第11話 選択

「隆史、こっちだ。こっちに扉があったんだ。きっと、この向こうに第二層があるぞ!」

「だ、第二層……?」


 ショックのせいか、隆史の声はいつもよりも暗い。


「ルナ、頼む。扉を開けてくれ」


 そう頼むと、ルナは無言で鍵を扉の鍵穴に差し込みガチャリと回した。

 すると鍵は光に包まれて消え、扉は大きな音を立てながらシャッターのように上に上がっていった。重く、ぶ厚い扉だった。


 その扉の先には階段、ではなく梯子がぶら下がっていた。

 安全を確かめるためにルナと一緒に梯子に近づくと、鉄製のような材質でかなり頑丈な造りになっているようだ。


「結構な高さがありそうだね」

「ああ、でもこれなら隆史も……おーい、隆史! こっちに……」


 こっちにこいよ、ってそう言おうとしたところ、突如、ズドーン! と何か大きなものが落下する音が俺の声をかき消した。

 俺はそれを見た瞬間絶望した。

 シャッター式の扉が落ちてきたのだ。

 隆史の姿は見当たらない。


 まさか、隆史が下敷きになったんじゃ……。


 嫌な予感が全身を駆け巡ったその時、


「か、カケルさん! 今の音なんですか!?」


 声が聞こえたのは扉の向こうからだった。よかった。無事だった。


「扉が落ちてきたんだ! 今開けるぞ!」

 

 そう叫んで扉の前に来たはいいが、どうやって開ければいいのか分からない。こっち側に鍵穴は無いし、持ち上げようにも相当な重量があり、ビクともしない。


「隆史! 聞こえるか!? そっちに鍵が刺さっていると思うからもう一度回すんだ!」

「か、鍵ってどこでしょう?」

「えっと、確かここら辺。俺の声のする場所あたりにあったはずだ!」

「な、ないですよお」

 

 そんなはずは……。


「無駄だよ」


 ルナは冷酷に告げる。


「さっき鍵を回した時に消滅したもん。この扉はもう開かない」


 そうだった……鍵は光に包まれて消えたんだ……じゃあ、この扉はもう――。


「もしかしたら、またスライムが復活して、そいつを倒せば鍵を入手出来るかもしれないけど、今の隆史くん1人でそれが出来るかなぁ?」


 ……出来るはずがない。出来るはずがないのを分かっていて、わざとルナは言っているんだ。


「くそ! 隆史! 俺がこの扉をぶっ壊してそっちに行く!! だから泣くんじゃねえぞ!!」


 俺は叫びながら棍棒で扉を叩きつける。

 反動で手が、腕が痛い。それでも俺は扉を叩き続けた。この分厚い鉄の扉を。何トンもあるようなバケモノ級の扉を――。
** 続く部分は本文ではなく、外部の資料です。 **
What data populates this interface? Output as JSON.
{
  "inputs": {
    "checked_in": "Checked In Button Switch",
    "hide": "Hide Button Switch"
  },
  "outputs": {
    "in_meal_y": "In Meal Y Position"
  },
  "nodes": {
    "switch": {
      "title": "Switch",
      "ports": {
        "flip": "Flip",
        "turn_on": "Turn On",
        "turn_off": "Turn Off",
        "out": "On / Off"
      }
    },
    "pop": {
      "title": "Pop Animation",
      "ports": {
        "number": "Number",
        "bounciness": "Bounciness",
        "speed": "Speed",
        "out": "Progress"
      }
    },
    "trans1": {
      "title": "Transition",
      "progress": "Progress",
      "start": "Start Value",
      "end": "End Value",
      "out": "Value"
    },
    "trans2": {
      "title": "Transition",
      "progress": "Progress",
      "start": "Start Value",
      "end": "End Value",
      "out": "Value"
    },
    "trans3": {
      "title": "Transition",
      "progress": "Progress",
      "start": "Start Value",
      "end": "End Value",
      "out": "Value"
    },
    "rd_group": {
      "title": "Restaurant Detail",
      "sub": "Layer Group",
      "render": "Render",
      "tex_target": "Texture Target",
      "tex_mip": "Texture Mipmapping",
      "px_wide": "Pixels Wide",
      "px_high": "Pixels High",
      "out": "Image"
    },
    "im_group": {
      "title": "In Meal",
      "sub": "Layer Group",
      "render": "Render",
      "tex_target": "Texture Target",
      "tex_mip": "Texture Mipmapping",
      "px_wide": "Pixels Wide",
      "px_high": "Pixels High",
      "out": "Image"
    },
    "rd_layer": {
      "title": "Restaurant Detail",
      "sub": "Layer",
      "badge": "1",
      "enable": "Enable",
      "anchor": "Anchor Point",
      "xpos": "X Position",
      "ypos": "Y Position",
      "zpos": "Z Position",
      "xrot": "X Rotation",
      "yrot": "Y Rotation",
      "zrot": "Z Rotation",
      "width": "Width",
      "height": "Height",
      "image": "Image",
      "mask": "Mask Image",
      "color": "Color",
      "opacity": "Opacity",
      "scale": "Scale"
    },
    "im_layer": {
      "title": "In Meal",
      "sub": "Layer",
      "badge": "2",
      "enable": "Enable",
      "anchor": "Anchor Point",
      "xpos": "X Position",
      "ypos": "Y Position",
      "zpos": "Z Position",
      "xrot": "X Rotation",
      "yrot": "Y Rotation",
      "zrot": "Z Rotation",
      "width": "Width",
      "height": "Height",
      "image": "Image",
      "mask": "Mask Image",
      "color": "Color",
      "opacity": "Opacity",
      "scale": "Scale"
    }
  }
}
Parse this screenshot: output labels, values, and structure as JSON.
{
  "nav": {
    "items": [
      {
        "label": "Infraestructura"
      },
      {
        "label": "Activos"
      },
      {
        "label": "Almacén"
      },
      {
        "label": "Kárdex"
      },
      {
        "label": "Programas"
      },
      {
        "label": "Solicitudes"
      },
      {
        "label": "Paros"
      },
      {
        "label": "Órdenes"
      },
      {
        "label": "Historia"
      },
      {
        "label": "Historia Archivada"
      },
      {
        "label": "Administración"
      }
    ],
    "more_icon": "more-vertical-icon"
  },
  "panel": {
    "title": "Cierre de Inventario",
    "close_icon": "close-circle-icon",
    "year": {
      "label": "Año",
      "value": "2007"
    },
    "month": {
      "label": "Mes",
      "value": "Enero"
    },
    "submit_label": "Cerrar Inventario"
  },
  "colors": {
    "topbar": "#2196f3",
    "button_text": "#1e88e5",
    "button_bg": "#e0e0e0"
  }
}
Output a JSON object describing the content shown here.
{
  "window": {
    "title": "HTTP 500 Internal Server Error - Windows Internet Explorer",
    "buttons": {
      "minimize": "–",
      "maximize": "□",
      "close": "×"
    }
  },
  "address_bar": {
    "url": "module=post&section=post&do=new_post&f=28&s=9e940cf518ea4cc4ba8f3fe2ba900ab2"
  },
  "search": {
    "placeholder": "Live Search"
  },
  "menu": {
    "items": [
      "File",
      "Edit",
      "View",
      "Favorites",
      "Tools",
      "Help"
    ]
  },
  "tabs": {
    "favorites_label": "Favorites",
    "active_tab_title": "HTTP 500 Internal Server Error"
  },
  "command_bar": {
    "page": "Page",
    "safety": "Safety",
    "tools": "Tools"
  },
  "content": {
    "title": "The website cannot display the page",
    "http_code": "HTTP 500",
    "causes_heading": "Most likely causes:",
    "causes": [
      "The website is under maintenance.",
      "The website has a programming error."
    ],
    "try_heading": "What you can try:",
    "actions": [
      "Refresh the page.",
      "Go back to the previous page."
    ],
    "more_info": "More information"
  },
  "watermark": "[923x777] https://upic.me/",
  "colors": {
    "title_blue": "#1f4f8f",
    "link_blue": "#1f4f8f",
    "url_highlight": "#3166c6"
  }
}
 何回も何回も、何回も何回も何回も何回も叩きつけた。

 手の感覚なんて無くなるほどに。それなのに……。


 ああ、神様よ……。


「チクショウ……なんで壊れねえんだよ……!!」


 悔しさで涙が出てくる。

 扉には傷一つ付かなかった。


「ね、分かったでしょう? 隆史くんはここに置いていくことしか選択肢はないんだよ」


 さっきまでの冷たい表情から一転、勝ち誇ったように微笑むルナ。

 俺の心は既に諦めが支配していた。隆史にかける言葉なんて何も出てこなかった。


 だって、これ以上隆史に何を言えばいい。これ以上まやかしの希望を与えて何になる?

 隆史を絶望させて、苦しませるだけだ。

 何を言っても現実は変わらない。俺が声をかけたところで何にもならない。


 何にもならないんだ……。


「さ、行こ? 梯子を登れば二層だよ」


 ルナはまるでピクニックに出かけるときのような明るい声で俺の手を引いてくる。

 俺の心は散り散りに乱れ、絶望の二文字だけが脳内を支配していた。

 足は導かれるがままに動いていく。


「カケルさん!? ルナさん!? 待ってください! ぼ、ボクを置いて行かないでください……ぼく、今度は役に立ってみせますから……お願いします。ボクも連れて行ってください!!」


 隆史は声を枯らしながら必死で懇願している。


「ふふっ! 役に立ってみせますから、だって。あんな状態じゃ何も出来ないくせにね」


 梯子に手をかけながらルナは鼻で笑った。

 俺にはルナを叱る気力なんて、もう残っていなかった。いや、もうその資格もない。


 ごめん……隆史。さっさとダンジョンを攻略して、助けを呼んでくるから……だから、それまではどうか、生きていてくれ。


 俺は梯子に手をかける。


「……カケルさん、ボクを……見捨てないで……」


 それが最後に聞こえた隆史の声だった。